Implications and recommendations for future research

Our findings suggest that public awareness campaigns that aim to improve social support can be effective in generating broad public awareness of, support for, and undertaking helping behaviours through positive helping conversations. R U OK? has been successful in increasing the awareness of its campaign message and is encouraged to continue its efforts to positively impact the Australian population. As the positive effects of the campaign are enhanced by participation, future campaigns should aim to increase participation in demographic groups who have reported the lowest rates by developing innovative ways to encourage each group. These target groups include the 55–64 and 65+ age groups, as well as males in general due to their lower reporting of awareness and helping behaviours compared to females. In moving forward and continuing to increase the positive impact of the campaign, developing targets in relation to awareness and participation rates may assist in increasing the momentum of the campaign, as being a public health promotion campaign, its effectiveness is related to the spread of total population reach.

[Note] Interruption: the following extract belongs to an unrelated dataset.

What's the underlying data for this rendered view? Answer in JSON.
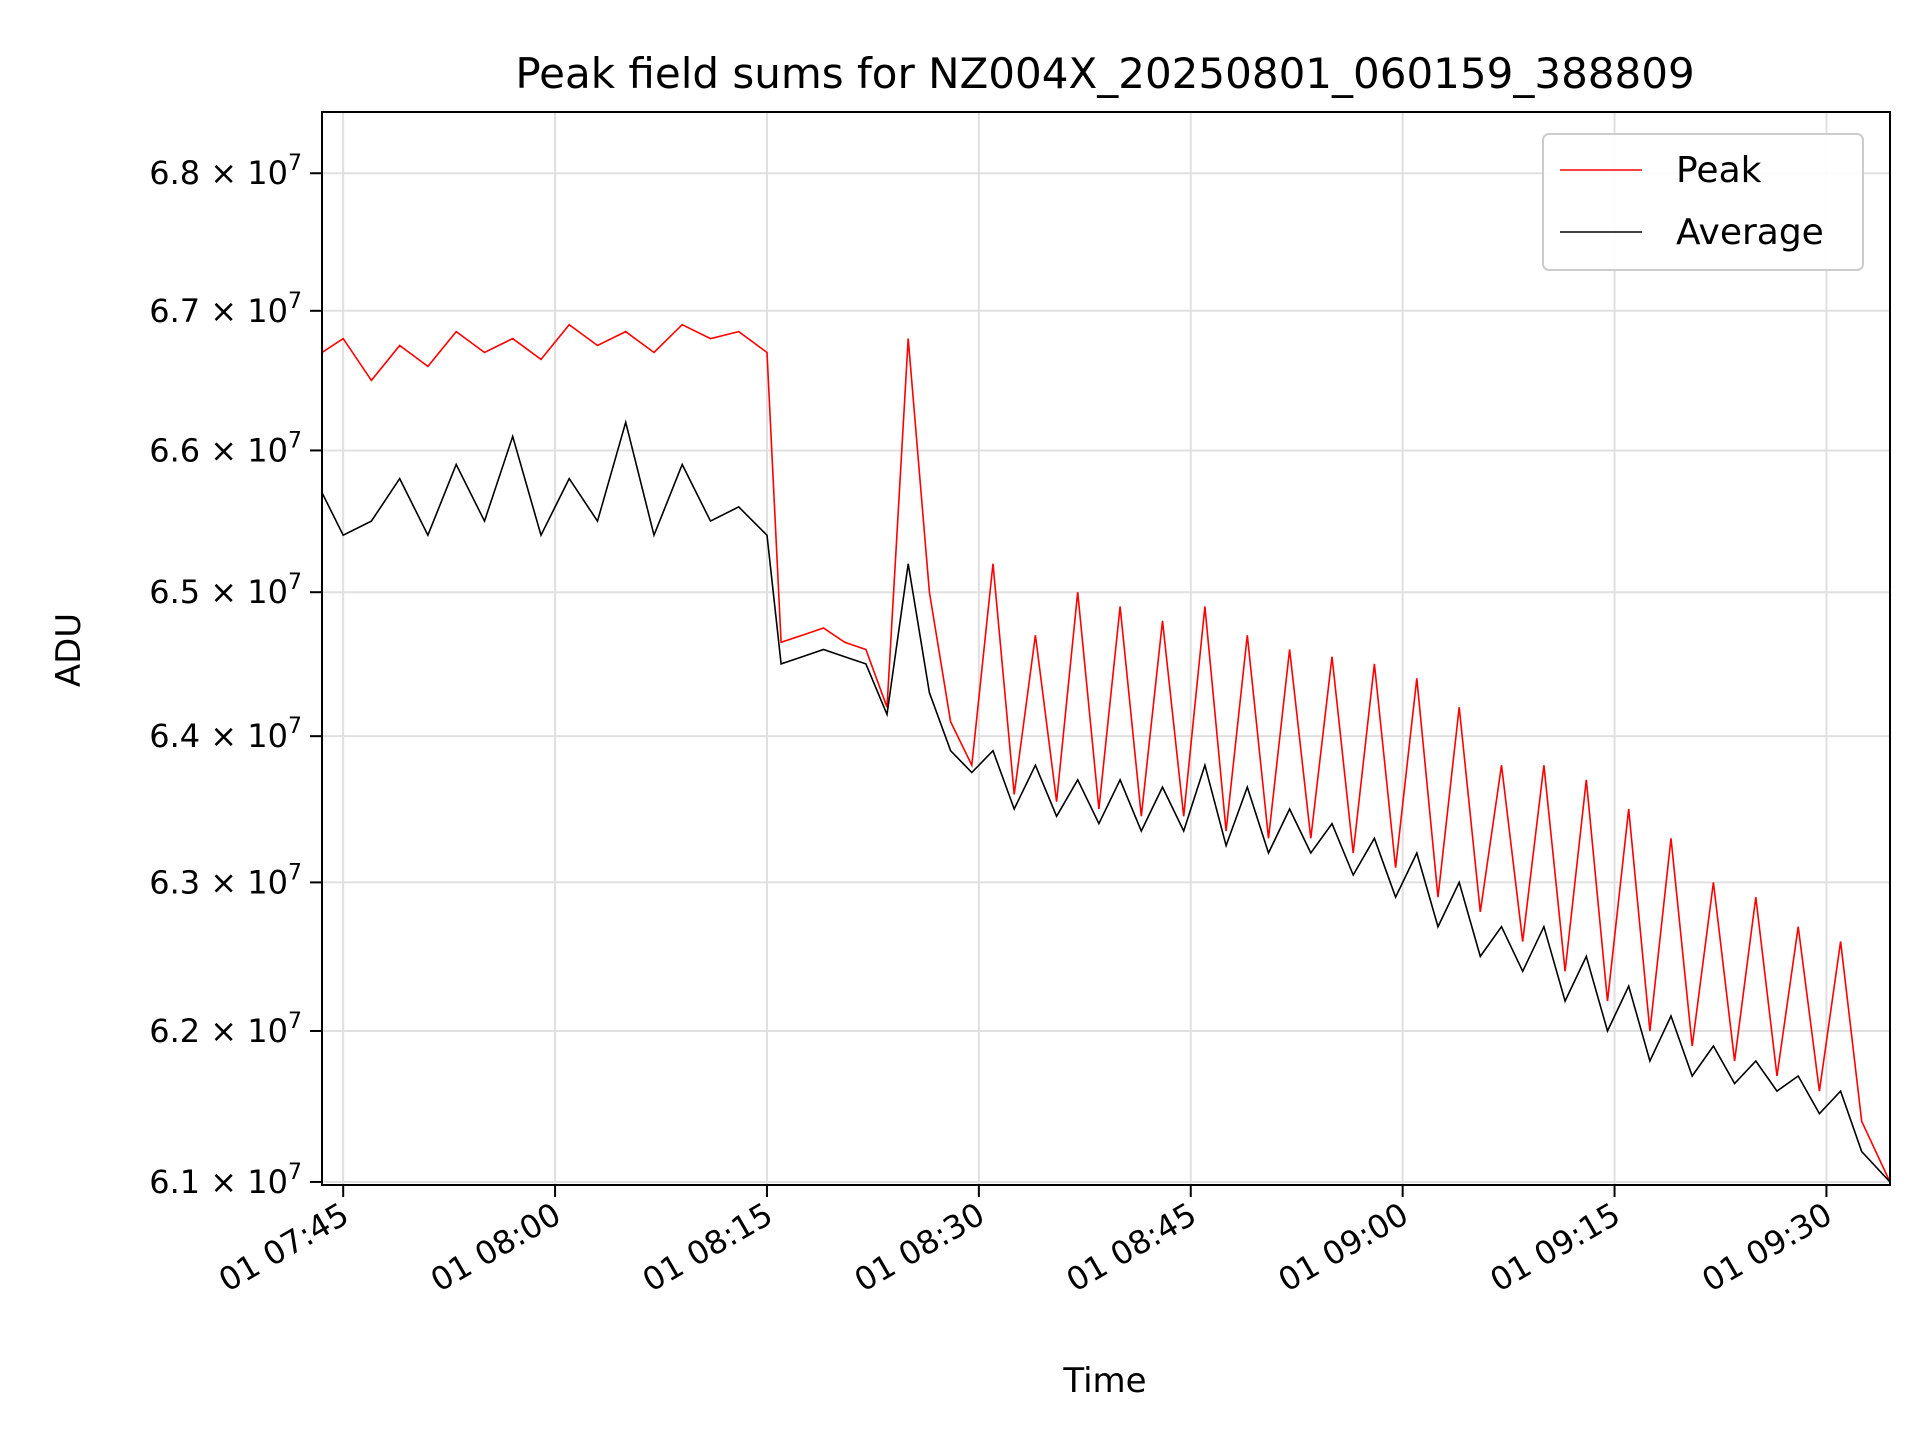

R U OK?Day is a unique public health campaign given its longer-term duration as well as its annual evaluations, which increases its potential to impact reaching out to others and help-seeking behaviour compared to shorter once-off campaigns. It is important that the ongoing impact of the R U OK?Day campaign continues to be rigorously evaluated. Future evaluations could investigate the reactions of the recipients of the R U OK? helping conversations to better understand the impact of this support and assess community knowledge of the four-step model promoted as part of the key campaign messages. In addition, the annual surveys could elicit information about the campaign resources accessed and utilised so that future evaluation can determine whether these resources are improving knowledge on how to have conversations about personal difficulties.

Conclusions

Our findings have shown that both awareness of, and participation in, the R U OK?Day campaign have continued to increase. They suggest that the R U OK?Day campaign is relevant and effective in spreading the message about the importance of reaching out to vulnerable others. The link between campaign exposure and helping beliefs, intentions and behaviours provides evidence that the campaign is successful in educating and empowering the Australian community to have conversations with someone who might be experiencing personal difficulties. It is vital that campaign evaluation is continued to monitor its ongoing impact and relevance.